Why can't we substitute $(x-2)^2=t$ in the Definite Integral $$\int_0^3(x-2)^2dx$$? And what about the same Substitution in the indefinite integral $$\int(x-2)^2dx$$

Answer 1

You can definitely substitute $(x-2)^2$ for $t$ in the integral. However, you would also have to to change $dx$ into $dt$ to able to integrate it. Hence substitution has to be done wisely in order to bring the integral into a simpler standard form. It is the same for definite and indefinite.

Also know that in definite integral, the limits change when $dx$ is replaced.

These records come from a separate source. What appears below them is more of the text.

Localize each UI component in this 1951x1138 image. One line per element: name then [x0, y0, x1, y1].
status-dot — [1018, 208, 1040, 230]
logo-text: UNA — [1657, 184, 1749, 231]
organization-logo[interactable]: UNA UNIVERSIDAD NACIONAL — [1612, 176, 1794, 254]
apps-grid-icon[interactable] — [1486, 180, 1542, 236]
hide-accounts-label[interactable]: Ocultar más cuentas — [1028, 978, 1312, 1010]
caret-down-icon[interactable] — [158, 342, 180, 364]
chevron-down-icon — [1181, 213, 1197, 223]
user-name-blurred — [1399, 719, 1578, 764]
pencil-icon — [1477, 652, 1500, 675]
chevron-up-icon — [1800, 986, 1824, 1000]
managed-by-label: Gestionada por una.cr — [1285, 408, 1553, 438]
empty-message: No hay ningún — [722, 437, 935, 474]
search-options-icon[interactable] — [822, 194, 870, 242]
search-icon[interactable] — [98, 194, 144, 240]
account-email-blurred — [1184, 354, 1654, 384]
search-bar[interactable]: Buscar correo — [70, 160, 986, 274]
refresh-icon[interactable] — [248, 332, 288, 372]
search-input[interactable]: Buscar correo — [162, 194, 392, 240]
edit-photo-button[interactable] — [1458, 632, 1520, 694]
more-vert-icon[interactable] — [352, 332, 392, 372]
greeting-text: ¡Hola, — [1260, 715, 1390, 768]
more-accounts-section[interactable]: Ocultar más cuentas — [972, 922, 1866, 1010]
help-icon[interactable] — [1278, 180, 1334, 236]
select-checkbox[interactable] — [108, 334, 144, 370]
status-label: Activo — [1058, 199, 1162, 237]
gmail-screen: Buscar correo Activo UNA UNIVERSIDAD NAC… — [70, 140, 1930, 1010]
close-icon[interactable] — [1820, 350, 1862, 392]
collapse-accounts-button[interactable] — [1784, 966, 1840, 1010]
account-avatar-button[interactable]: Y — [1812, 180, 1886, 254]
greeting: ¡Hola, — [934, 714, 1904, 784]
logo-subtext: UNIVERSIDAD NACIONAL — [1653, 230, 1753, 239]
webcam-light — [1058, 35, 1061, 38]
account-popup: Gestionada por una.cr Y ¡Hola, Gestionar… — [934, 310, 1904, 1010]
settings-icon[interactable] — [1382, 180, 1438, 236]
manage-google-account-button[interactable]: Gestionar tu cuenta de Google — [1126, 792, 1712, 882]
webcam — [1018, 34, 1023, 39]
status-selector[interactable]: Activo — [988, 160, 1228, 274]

For the proposed problem, the easiest way to integrate would be to simplify $(x-2)^2$ to $x^2-4x+4$ and then its simple.

Answer 2

In definite integrals in the domain $(a,b)$ of integration a substitution $t=g(x)$ needs to be continuous and monotonic (increasing or decreasing with out max or min). Otherwise, the subitution is bad one. Interestingly, a bad substitution can be made to work by reducing/breaking the domain of integration. For instance, $t=\tan x$ is a bad substitution for $(0, \pi)$ but it works well for $(0,\pi/2) \cup (\pi/2,\pi)$.

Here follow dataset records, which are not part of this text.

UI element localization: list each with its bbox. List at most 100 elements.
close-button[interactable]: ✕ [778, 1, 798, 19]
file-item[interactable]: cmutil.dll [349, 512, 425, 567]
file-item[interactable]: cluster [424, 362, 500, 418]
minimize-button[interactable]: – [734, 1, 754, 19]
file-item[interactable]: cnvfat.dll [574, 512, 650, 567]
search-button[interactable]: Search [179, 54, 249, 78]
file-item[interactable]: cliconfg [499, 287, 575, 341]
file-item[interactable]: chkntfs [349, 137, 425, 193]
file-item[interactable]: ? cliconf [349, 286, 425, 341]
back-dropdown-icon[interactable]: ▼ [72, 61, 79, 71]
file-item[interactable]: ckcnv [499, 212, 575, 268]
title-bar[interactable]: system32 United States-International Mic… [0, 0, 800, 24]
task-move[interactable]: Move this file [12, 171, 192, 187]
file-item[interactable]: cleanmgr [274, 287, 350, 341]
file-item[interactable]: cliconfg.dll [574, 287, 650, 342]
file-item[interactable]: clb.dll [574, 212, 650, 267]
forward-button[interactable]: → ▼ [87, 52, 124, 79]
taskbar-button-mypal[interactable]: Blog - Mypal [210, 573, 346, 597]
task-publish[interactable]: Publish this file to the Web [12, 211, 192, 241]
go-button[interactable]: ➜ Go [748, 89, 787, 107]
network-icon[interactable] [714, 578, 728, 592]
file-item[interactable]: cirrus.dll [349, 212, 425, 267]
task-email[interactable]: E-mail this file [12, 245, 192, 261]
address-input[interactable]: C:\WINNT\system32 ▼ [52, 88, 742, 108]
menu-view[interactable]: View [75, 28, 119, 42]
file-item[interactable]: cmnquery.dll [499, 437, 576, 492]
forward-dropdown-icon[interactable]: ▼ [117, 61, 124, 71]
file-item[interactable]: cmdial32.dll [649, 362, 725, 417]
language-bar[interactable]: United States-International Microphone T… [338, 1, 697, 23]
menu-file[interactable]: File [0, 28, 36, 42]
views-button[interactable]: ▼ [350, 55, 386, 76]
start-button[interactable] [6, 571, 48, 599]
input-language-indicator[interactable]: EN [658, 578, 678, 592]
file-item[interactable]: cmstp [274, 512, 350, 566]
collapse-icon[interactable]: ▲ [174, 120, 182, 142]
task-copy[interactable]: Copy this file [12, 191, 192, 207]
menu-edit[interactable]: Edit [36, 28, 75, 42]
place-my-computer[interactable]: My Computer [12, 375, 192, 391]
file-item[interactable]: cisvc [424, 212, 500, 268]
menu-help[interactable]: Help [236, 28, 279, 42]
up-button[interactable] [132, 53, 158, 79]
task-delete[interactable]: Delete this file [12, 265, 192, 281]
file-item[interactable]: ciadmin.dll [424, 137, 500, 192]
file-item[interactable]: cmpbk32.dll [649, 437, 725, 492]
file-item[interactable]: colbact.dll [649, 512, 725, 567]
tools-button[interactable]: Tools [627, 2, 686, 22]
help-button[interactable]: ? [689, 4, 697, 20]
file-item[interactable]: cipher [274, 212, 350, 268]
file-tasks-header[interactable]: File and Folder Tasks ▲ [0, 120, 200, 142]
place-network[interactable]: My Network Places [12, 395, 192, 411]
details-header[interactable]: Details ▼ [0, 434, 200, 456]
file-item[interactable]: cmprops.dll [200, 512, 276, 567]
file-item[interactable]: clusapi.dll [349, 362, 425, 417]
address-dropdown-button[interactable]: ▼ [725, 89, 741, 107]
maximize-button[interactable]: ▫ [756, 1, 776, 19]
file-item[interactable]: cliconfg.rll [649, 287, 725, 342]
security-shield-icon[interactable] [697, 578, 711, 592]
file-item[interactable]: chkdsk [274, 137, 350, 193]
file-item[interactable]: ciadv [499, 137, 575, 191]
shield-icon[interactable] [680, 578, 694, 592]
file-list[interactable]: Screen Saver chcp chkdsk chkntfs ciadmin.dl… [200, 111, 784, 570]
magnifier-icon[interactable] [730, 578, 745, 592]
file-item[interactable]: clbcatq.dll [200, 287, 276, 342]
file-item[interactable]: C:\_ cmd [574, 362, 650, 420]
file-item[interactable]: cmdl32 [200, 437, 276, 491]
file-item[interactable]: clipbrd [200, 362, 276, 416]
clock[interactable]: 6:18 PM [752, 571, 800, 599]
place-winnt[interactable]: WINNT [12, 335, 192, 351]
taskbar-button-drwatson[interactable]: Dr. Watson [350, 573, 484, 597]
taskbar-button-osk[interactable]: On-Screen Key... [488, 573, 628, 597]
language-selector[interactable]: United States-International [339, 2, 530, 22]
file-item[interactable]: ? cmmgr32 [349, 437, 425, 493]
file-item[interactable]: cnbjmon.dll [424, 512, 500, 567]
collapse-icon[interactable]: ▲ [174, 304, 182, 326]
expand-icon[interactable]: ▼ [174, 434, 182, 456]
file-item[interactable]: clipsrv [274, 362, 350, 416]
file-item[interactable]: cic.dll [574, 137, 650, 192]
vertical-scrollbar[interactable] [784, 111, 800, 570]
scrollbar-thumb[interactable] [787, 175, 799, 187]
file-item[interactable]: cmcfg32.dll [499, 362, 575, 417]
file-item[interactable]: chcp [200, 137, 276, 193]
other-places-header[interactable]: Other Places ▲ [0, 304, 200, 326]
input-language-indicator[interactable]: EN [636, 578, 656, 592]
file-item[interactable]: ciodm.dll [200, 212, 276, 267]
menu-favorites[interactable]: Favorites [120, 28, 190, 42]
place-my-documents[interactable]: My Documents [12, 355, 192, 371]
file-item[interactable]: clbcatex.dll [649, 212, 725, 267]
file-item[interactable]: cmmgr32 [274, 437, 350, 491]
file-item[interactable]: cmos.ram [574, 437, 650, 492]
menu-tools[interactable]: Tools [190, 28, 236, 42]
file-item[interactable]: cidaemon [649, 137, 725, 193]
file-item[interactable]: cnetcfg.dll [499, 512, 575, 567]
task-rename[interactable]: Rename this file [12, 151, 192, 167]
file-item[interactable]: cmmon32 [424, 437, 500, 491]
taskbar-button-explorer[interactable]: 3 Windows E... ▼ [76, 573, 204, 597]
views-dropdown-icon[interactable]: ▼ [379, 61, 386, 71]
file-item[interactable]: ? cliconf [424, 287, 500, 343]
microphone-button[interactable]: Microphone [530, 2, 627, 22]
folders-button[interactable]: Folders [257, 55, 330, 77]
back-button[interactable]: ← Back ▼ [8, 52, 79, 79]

In this question $t=(x-2)^2$ has minimum at $x=2$ in the domain $x\in (0,3)$ so let us break the domain as

$$I=\int_{0}^{2} (x-2)^2 dx+ \int_{2}^{3} (x-2)^2 dx$$ Next, now we can use $$t=(x-2)^2 \Rightarrow x= 2 \mp \sqrt{t} \Rightarrow \mp \frac{1}{2} t^{-1/2}$$ as $$I=\int_{4}^{0} t~ (-\frac{1}{2}t^{-1/2} )~ dt+ \int_{0}^{1} t ~(+\frac{1}{2} t^{-1/2})~dt= \frac{8}{3}+\frac{1}{3}=3.$$ Which is the same as obtainedotherwise directly without a subtitution $$I=\int_{0}^{3} (x-2)^2 dx=\frac{(x-2)^3}{3}|_{0}^{3}=3.$$

Answer 3

(1) The reason is that the function $(x-2)^2\mapsto t$ defined on $[0,3]$ by $(x-2)^2=t$ is not monotonic. Thus, it has no well-defined inverse.

(2) You can make this substitution if you want to use the indefinite integral to compute a definite integral on an interval where the above function is monotonic.